Renaud Chavanne : Laissons l’Europe, traversons l’Atlantique, et discutons à présent d’un livre paru chez L’Harmattan et intitulé Calvin et Hobbes de Bill Watterson.

Harry Morgan : Parlons un peu de théorie. L’auteur de Calvin et Hobbes de Bill Watterson s’appelle Cathy Parc. C’est une agrégée d’anglais, mais le sous-titre de l’ouvrage est «la philosophie du quotidien». À vrai dire, le livre consacré au célèbre daily strip de Bill Watterson relève autant de l’étude linguistique que de l’étude philosophique. On procède beaucoup au commentaire de strips, lesquels sont reproduits avec l’accord de l’agence de presse américaine. Voilà donc un livre théorique qui traite une œuvre dessinée comme une œuvre littéraire. C’est dit, c’est explicité, à telle enseigne que les strips sont cités d’après les recueils publiés et non pas par la date du strip dans la presse quotidienne. L’œuvre de Watterson est ainsi considérée comme une succession de livres, et non comme un feuilleton dans la presse. Et en même temps, l’agence de presse américaine qui exploite les strips est passée dans le numérique, puisqu’elle s’appelle désormais Universal Uclick. Pour sa part, Calvin et Hobbes de Bill Watterson  est publié chez l’Harmattan, éditeur modeste se consacrant à travaux scientifiques, disposant, par définition, d’une audience limitée.
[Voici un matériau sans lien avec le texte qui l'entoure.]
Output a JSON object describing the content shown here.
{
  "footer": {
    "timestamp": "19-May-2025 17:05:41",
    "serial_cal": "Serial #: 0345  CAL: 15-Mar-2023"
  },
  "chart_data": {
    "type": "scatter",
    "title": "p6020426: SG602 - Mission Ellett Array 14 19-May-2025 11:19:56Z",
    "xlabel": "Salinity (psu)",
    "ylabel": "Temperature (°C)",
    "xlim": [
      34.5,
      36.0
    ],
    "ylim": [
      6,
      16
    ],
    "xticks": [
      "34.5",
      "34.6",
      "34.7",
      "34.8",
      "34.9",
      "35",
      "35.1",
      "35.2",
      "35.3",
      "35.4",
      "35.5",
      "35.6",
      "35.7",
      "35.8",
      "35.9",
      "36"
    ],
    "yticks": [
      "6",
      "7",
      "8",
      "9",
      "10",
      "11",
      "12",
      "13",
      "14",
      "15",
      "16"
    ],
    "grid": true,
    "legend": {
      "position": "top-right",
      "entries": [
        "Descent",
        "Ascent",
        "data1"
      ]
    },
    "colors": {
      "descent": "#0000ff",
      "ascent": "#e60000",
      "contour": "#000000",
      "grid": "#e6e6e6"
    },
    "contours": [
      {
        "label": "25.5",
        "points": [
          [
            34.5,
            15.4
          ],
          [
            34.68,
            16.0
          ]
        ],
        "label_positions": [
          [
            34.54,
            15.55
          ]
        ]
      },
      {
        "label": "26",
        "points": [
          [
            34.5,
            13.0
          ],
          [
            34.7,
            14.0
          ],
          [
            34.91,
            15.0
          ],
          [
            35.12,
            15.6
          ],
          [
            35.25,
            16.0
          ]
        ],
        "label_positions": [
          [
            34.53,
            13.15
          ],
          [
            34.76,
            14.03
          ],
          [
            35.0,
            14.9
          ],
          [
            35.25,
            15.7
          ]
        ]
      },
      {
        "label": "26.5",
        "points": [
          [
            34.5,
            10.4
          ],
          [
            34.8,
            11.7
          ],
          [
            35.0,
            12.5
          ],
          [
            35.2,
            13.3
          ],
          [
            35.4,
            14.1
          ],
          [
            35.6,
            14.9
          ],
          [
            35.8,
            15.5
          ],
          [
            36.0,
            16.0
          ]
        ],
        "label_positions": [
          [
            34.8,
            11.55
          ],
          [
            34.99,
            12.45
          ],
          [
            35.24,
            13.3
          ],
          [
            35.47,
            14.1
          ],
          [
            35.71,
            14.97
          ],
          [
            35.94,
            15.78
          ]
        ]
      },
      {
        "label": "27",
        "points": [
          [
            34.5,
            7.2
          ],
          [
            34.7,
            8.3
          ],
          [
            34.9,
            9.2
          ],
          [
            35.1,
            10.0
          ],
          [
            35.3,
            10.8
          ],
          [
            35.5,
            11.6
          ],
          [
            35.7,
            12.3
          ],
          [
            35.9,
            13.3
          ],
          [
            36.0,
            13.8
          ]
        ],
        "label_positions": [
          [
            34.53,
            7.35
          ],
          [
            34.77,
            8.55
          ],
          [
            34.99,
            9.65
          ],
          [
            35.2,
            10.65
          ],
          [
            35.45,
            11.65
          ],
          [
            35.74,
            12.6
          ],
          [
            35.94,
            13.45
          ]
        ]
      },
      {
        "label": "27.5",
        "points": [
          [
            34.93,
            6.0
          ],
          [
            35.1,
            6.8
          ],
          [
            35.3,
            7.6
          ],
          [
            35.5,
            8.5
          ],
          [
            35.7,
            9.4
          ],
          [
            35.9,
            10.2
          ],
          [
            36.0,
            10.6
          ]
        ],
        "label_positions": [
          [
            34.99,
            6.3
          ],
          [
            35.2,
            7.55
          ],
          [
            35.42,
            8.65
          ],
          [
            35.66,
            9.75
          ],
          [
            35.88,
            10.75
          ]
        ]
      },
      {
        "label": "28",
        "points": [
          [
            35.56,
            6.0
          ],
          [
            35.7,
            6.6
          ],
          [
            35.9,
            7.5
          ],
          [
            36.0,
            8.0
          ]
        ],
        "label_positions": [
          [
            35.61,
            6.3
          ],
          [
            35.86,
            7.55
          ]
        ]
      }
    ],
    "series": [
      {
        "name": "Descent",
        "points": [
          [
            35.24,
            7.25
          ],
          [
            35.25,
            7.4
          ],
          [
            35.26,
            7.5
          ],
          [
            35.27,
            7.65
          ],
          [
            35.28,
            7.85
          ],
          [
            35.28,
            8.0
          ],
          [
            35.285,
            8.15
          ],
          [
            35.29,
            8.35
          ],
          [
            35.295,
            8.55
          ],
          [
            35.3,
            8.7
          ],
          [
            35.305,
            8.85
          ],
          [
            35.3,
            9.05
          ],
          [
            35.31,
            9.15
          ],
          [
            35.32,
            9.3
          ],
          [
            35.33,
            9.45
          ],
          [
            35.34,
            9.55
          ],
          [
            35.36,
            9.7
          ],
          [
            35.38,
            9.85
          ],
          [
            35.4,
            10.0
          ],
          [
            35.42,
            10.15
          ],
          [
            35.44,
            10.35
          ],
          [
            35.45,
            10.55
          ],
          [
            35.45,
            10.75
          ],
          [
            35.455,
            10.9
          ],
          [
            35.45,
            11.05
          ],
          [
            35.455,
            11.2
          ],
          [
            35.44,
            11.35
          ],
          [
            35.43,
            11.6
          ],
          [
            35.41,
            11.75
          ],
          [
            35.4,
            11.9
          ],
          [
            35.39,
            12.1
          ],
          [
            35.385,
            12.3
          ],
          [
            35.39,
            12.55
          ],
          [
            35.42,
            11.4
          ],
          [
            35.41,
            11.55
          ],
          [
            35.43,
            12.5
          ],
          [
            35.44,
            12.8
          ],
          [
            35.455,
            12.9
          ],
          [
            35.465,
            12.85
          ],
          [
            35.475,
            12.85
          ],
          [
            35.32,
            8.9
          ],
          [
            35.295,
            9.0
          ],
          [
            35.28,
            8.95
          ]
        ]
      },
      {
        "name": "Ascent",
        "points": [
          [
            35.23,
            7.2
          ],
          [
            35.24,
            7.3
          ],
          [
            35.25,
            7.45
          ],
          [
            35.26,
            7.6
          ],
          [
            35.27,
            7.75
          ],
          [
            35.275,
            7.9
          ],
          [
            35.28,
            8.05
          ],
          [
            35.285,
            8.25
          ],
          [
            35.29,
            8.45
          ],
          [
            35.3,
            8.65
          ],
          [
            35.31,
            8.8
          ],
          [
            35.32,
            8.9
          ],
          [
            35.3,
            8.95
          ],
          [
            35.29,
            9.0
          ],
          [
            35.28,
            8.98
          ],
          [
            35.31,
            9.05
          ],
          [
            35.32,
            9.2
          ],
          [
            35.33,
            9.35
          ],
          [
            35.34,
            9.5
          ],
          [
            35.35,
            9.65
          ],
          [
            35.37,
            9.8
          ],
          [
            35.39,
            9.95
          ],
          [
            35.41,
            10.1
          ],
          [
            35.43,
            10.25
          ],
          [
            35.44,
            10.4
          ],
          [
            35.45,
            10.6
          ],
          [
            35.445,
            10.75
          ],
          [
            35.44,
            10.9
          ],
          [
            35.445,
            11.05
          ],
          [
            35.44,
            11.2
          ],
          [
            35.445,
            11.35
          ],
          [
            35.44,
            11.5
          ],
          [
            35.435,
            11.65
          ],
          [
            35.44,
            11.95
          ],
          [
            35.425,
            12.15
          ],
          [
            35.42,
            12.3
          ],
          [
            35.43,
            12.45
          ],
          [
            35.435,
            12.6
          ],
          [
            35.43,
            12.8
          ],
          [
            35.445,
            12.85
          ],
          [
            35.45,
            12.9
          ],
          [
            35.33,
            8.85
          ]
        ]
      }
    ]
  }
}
L’auteur a fait le choix courageux des notes en bas de page — c’est un risque qui est pris et qui est assumé, et qui a fichu la maquette en l’air, car dès qu’il y a une note en bas de page, le strip page suivante subit une légère anamorphose. Cela ne nuit évidemment pas à la lecture de l’ouvrage.
L’auteur cherche à associer Calvin et Hobbes à leurs modèles, à savoir Jean Calvin, le fondateur du protestantisme et l’auteur de L’institution de la religion chrétienne, et Thomas Hobbes, l’auteur du Leviathan. C’est bien de l’avoir tenté, ceci dit, les rapports théoriques entre les œuvres de Calvin et de Hobbes d’une part et le strip Calvin & Hobbes d’autre part m’ont paru assez ténus. Je pense que l’auteur me donnerait probablement raison sur ce point. Là où l’ouvrage est convaincant, c’est quand il aborde à la fois sous l’angle de l’étude de la langue et de la philosophie, le contenu.
L’élément central est le statut ontologique du tigre Hobbes, qui est à la fois un tigre en peluche du point de vue des adultes, et pour Calvin un vrai tigre qui parle, qui se comporte vis-à-vis de lui comme une sorte de grand frère — l’intérêt de la chose étant que la contradiction n’est pas résolue. Elle est posée dans son caractère inconciliable, chose qui en littérature écrite, relèverait du fantastique. En littérature dessinée, cela s’organise parfaitement bien. Il y a d’ailleurs une citation de Bill Watterson pour le démontrer, c’est un univers qui est fondamentalement incohérent, du fait de ce double-statut du tigre. En fait, le fantastique n’apparaît en bande dessinée que quand il y a écrasement des ontologies : du moment que deux choses inconciliables sont présentées comme inconciliables, tout marche bien. C’est quand vous essayez de les écraser pour n’en faire plus qu’une que, là, le fantastique apparaît en bande dessinée.
Autre thème très intéressant : celui de l’enfant sauvage, qui est justement le jeune Calvin. L’astuce fondatrice du strip de Watterson apparaît ici — l’enfant Calvin est un faux enfant, il parle non seulement comme un adulte, mais comme un adulte cultivé. Il parle pratiquement comme un universitaire ou un philosophe, d’où la philosophie du quotidien, le sous-titre. Une grande partie de l’humour réside dans le fait que cet enfant savant est aussi un enfant sauvage, et il tente même un retour à la nature et à la sauvagerie de façon permanente. Et là, on a un retournement parfait, puisque c’est le tigre Hobbes, qui en tant que funny animal, incarne effectivement la nature et l’animalité, qui va le ramener à la civilisation puisqu’il tient, lui, des propos, sinon d’honnête homme, du moins d’honnête tigre.
L’ouvrage est convaincant sur les questions philosophiques qu’il aborde. Si je devais émettre un bémol, ce serait sur la nature même de la matière qui est traitée, du point de vue de l’auteur, et c’est d’ailleurs explicite à la fin de l’ouvrage : le corpus de Calvin & Hobbes est traité comme un recueil d’aphorismes. C’est donc essentiellement ce qui se passe dans les bulles qui va faire l’objet de l’analyse ; évidemment j’y vois une limite, puisque l’œuvre analysée est une œuvre dessinée.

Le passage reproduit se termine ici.